This report contains two studies, by Drs. Brent A Coull and Eun Sug Park and their colleagues, and a Commentary discussing each study individually, as well as an Integrative Discussion of the two.
Part 1. Statistical Learning Methods for the Effects of Multiple Air Pollution Constituents. Brent A. Coull, Jennifer F. Bobb, Gregory A. Wellenius, Marianthi-Anna Kioumourtzoglou, Murray A. Mittleman, Petros Koutrakis, and John J. Godleski.
Part 2. Development of Enhanced Statistical Methods for Assessing Health Effects Associated with an Unknown Number of Major Sources of Multiple Air Pollutants. Eun Sug Park, Elaine Symanski, Daikwon Han, and Clifford Spiegelman.

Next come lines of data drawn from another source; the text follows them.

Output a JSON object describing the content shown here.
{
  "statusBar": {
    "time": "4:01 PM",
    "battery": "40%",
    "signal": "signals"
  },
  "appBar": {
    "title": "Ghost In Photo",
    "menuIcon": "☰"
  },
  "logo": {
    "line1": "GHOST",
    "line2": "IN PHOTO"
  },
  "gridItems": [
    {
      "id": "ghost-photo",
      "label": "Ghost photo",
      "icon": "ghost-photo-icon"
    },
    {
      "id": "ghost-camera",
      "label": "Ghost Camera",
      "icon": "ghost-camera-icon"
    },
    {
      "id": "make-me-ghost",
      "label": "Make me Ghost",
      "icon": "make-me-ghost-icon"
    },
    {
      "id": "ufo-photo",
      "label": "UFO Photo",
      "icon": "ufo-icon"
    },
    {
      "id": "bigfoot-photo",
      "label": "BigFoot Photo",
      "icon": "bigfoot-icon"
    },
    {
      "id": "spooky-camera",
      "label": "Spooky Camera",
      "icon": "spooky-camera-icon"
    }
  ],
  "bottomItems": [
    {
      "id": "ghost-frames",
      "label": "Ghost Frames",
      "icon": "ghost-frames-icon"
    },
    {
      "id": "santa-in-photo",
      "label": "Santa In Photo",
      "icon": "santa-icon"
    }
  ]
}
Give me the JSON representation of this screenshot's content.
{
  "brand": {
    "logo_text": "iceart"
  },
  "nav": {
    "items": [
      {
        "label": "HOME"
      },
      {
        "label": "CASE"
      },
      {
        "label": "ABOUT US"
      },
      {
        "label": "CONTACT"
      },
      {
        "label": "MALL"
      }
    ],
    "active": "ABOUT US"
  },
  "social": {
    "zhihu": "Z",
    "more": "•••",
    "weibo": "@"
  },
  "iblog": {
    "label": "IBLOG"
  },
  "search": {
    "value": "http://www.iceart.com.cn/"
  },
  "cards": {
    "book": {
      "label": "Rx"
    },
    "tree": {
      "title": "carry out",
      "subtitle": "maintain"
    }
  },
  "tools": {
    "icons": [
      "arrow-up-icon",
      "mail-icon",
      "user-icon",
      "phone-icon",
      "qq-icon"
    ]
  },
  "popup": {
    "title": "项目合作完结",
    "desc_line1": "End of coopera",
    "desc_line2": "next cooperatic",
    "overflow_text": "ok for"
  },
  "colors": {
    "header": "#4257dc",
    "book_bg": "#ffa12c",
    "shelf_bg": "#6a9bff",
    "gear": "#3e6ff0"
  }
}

This report is the first result of HEI's effort to spur innovation in how statistics are applied to analyze air pollution effects in a multipollutant world. Air pollution is a complex mixture of gases and particles of varying sizes and composition. The concentrations of individual pollutants are often highly correlated with one another, reflecting similar sources, or may differ in how well exposures to them are measured in space and over time. Such factors create substantial challenges for conventional statistical methods, which focus on just one or, at most, a small handful of pollutants. In particular, scientists have been concerned that conventional methods might over- or underestimate the health effects associated with individual pollutants or sources, a concern that is raised regularly in decision making about ambient air quality and emissions standards.
In this Research Report, Coull and Park offer alternatives to the conventional "two-stage" approaches to the analysis of ambient air pollution in which exposures and health outcomes are first estimated separately and then combined in one model. Coull and associates developed methods to identify which key pollutants within a simple mixture are most closely associated with adverse health outcomes, to accommodate linear and non-linear exposure–response relationships, and to characterize uncertainty in the estimated health effects more fully. Park and colleagues extended existing methods for characterizing relationships between emission sources and health by allowing for the contributions from sources to be correlated and by making sure that the health effects estimates account for uncertainties in estimating the source contributions.